Mammalian genes as molecular clocks?

Mammalian genes as molecular clocks?

C Lanave et al. J Mol Evol. 1984.

Abstract

In analyzing the silent nucleotide substitutions in some mammalian mitochondrial mRNA coding genes, we had found that the frequency of each of the four nucleotides in rat, mouse, and cow, but not in humans, is the same in the silent third codon position (Lanave C, Preparata G, Saccone C, Serio G (1984) J Mol Evol 20:86-93). Because our findings for these three species were compatible with a stationary Markov process for the evolution of nucleotide sequences, we applied such a model to calculate the effective evolutionary silent substitution rate (vs) and the divergence times among the species. In this paper we have analyzed the first and second codon positions in the same mammalian mitochondrial genes. We found that in the first and second codon positions the human mitochondrial genes satisfy the stationarity conditions. This has allowed us to use the stochastic model mentioned above to calculate the divergence times among mouse, rat, cow, and human.
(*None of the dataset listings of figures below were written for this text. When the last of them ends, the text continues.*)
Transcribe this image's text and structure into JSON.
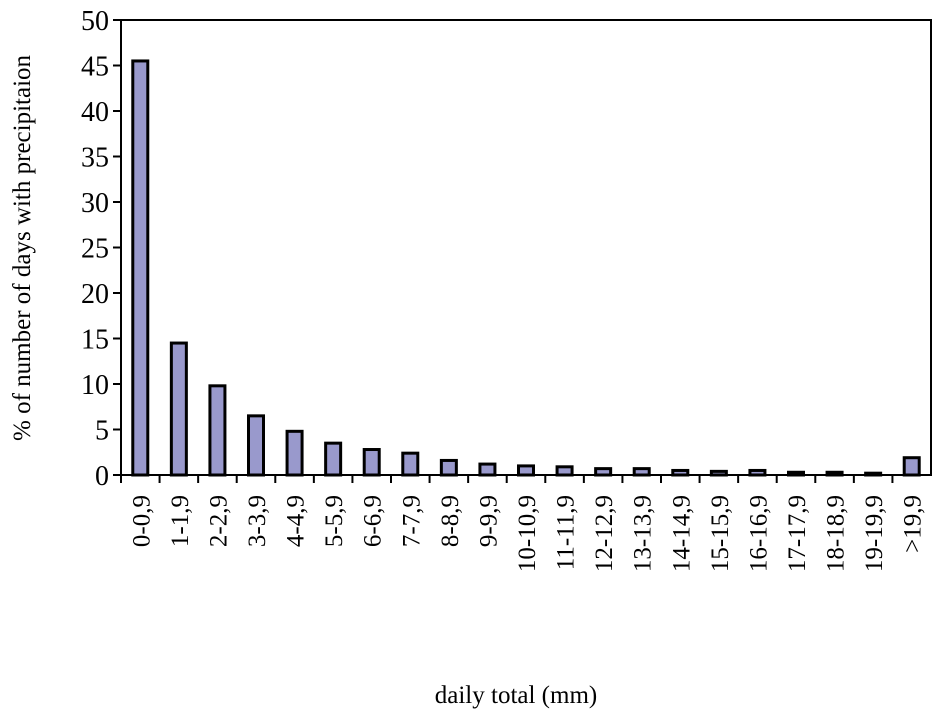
{
  "chart_data": {
    "type": "bar",
    "title": "",
    "xlabel": "daily total (mm)",
    "ylabel": "% of number of days with precipitaion",
    "ylim": [
      0,
      50
    ],
    "yticks": [
      "0",
      "5",
      "10",
      "15",
      "20",
      "25",
      "30",
      "35",
      "40",
      "45",
      "50"
    ],
    "grid": false,
    "legend": "none",
    "categories": [
      "0-0,9",
      "1-1,9",
      "2-2,9",
      "3-3,9",
      "4-4,9",
      "5-5,9",
      "6-6,9",
      "7-7,9",
      "8-8,9",
      "9-9,9",
      "10-10,9",
      "11-11,9",
      "12-12,9",
      "13-13,9",
      "14-14,9",
      "15-15,9",
      "16-16,9",
      "17-17,9",
      "18-18,9",
      "19-19,9",
      ">19,9"
    ],
    "values": [
      45.5,
      14.5,
      9.8,
      6.5,
      4.8,
      3.5,
      2.8,
      2.4,
      1.6,
      1.2,
      1.0,
      0.9,
      0.7,
      0.7,
      0.5,
      0.4,
      0.5,
      0.3,
      0.3,
      0.2,
      1.9
    ],
    "colors": {
      "bar_fill": "#9999cc",
      "bar_stroke": "#000000",
      "axis": "#000000"
    }
  }
}
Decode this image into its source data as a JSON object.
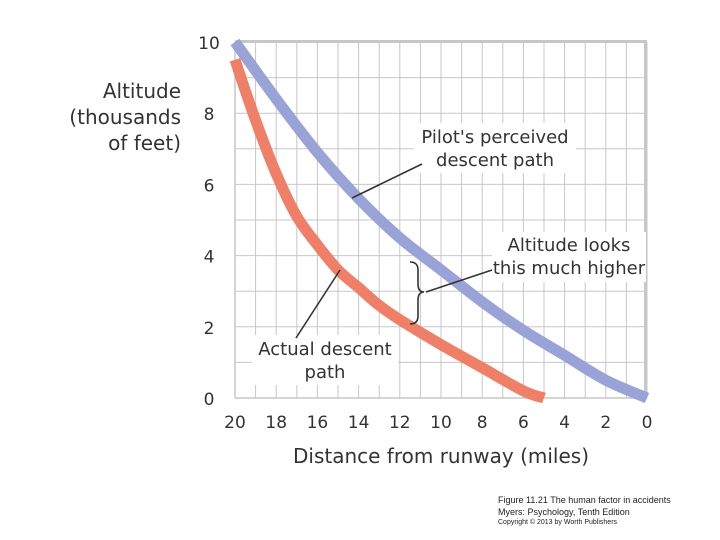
{
  "chart_data": {
    "type": "line",
    "title": "",
    "xlabel": "Distance from runway (miles)",
    "ylabel": [
      "Altitude",
      "(thousands",
      "of feet)"
    ],
    "xlim": [
      20,
      0
    ],
    "ylim": [
      0,
      10
    ],
    "x_ticks": [
      "20",
      "18",
      "16",
      "14",
      "12",
      "10",
      "8",
      "6",
      "4",
      "2",
      "0"
    ],
    "y_ticks": [
      "10",
      "8",
      "6",
      "4",
      "2",
      "0"
    ],
    "grid": true,
    "series": [
      {
        "name": "Pilot's perceived descent path",
        "color": "#9aa3d8",
        "x": [
          20,
          18,
          16,
          14,
          12,
          10,
          8,
          6,
          4,
          2,
          0
        ],
        "y": [
          10,
          8.4,
          6.9,
          5.6,
          4.5,
          3.6,
          2.7,
          1.9,
          1.2,
          0.5,
          0
        ]
      },
      {
        "name": "Actual descent path",
        "color": "#f07f67",
        "x": [
          20,
          19,
          18,
          17,
          16,
          15,
          14,
          13,
          12,
          10,
          8,
          6,
          5
        ],
        "y": [
          9.5,
          7.8,
          6.3,
          5.1,
          4.3,
          3.6,
          3.1,
          2.6,
          2.2,
          1.5,
          0.85,
          0.2,
          0
        ]
      }
    ],
    "annotations": {
      "perceived": [
        "Pilot's perceived",
        "descent path"
      ],
      "higher": [
        "Altitude looks",
        "this much higher"
      ],
      "actual": [
        "Actual descent",
        "path"
      ]
    }
  },
  "caption": {
    "line1": "Figure 11.21  The human factor in accidents",
    "line2": "Myers: Psychology, Tenth Edition",
    "line3": "Copyright © 2013 by Worth Publishers"
  }
}
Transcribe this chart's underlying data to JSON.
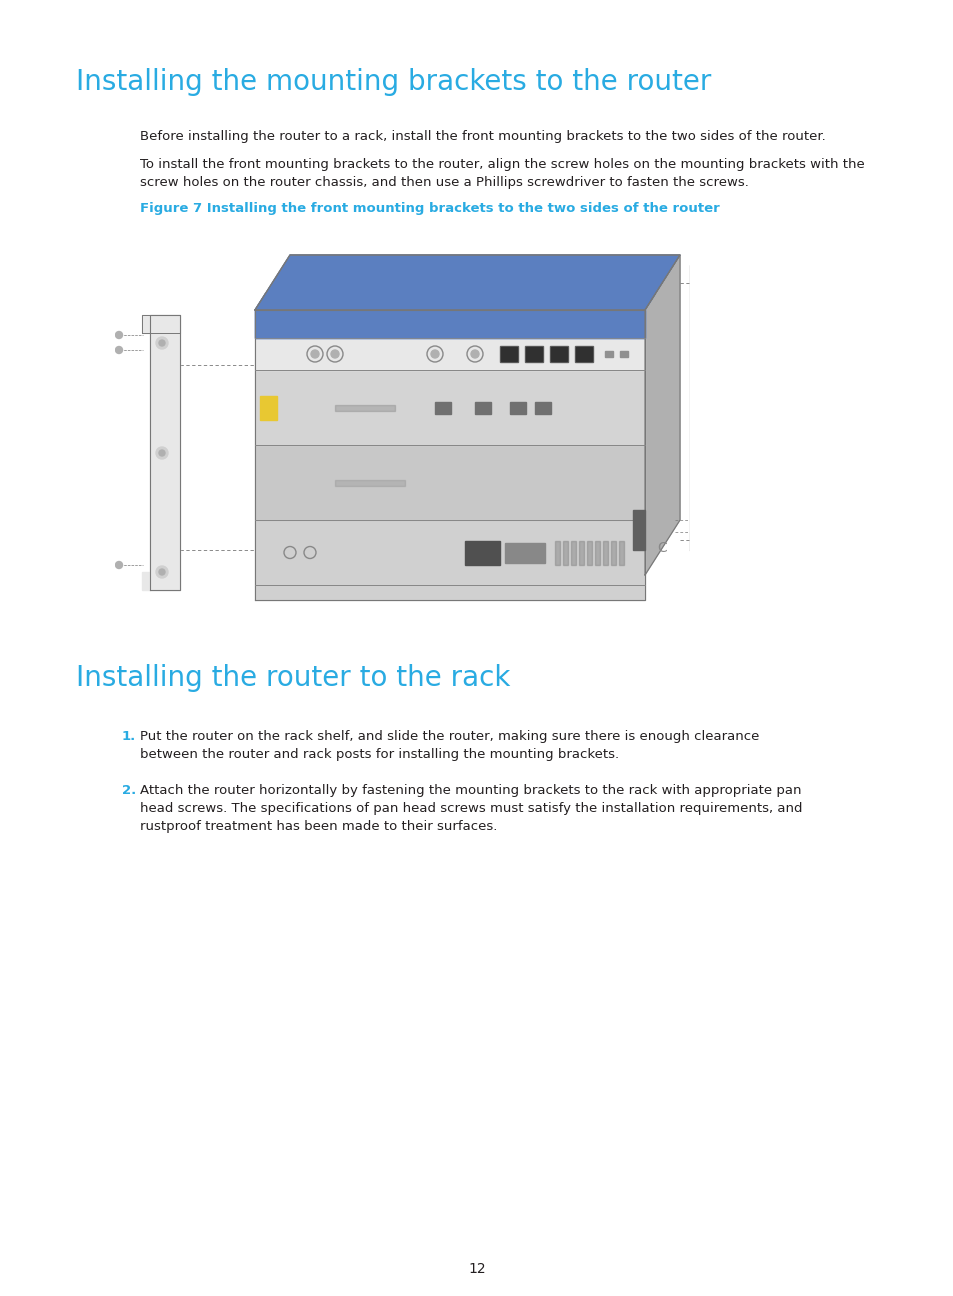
{
  "bg_color": "#ffffff",
  "heading_color": "#29abe2",
  "body_color": "#231f20",
  "figure_caption_color": "#29abe2",
  "heading1": "Installing the mounting brackets to the router",
  "para1": "Before installing the router to a rack, install the front mounting brackets to the two sides of the router.",
  "para2_line1": "To install the front mounting brackets to the router, align the screw holes on the mounting brackets with the",
  "para2_line2": "screw holes on the router chassis, and then use a Phillips screwdriver to fasten the screws.",
  "figure_caption": "Figure 7 Installing the front mounting brackets to the two sides of the router",
  "heading2": "Installing the router to the rack",
  "step1_text_line1": "Put the router on the rack shelf, and slide the router, making sure there is enough clearance",
  "step1_text_line2": "between the router and rack posts for installing the mounting brackets.",
  "step2_text_line1": "Attach the router horizontally by fastening the mounting brackets to the rack with appropriate pan",
  "step2_text_line2": "head screws. The specifications of pan head screws must satisfy the installation requirements, and",
  "step2_text_line3": "rustproof treatment has been made to their surfaces.",
  "page_number": "12"
}
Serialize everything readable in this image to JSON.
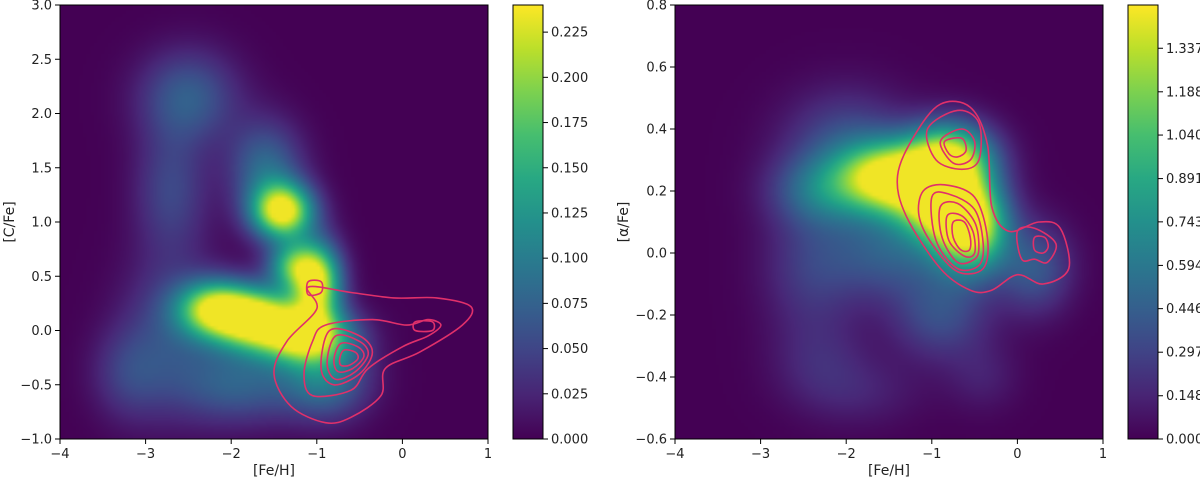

Furthermore, we have analyzed the silent substitution rate in one nuclear gene for these four mammals. We found that in this gene the effective silent substitution rate is about 3 times lower than in mitochondrial genes, and that humans are in this case stationary with respect to the other three mammals in the third codon position as well. Application of our Markov model to this latter gene yields divergence times consistent with our previous determinations.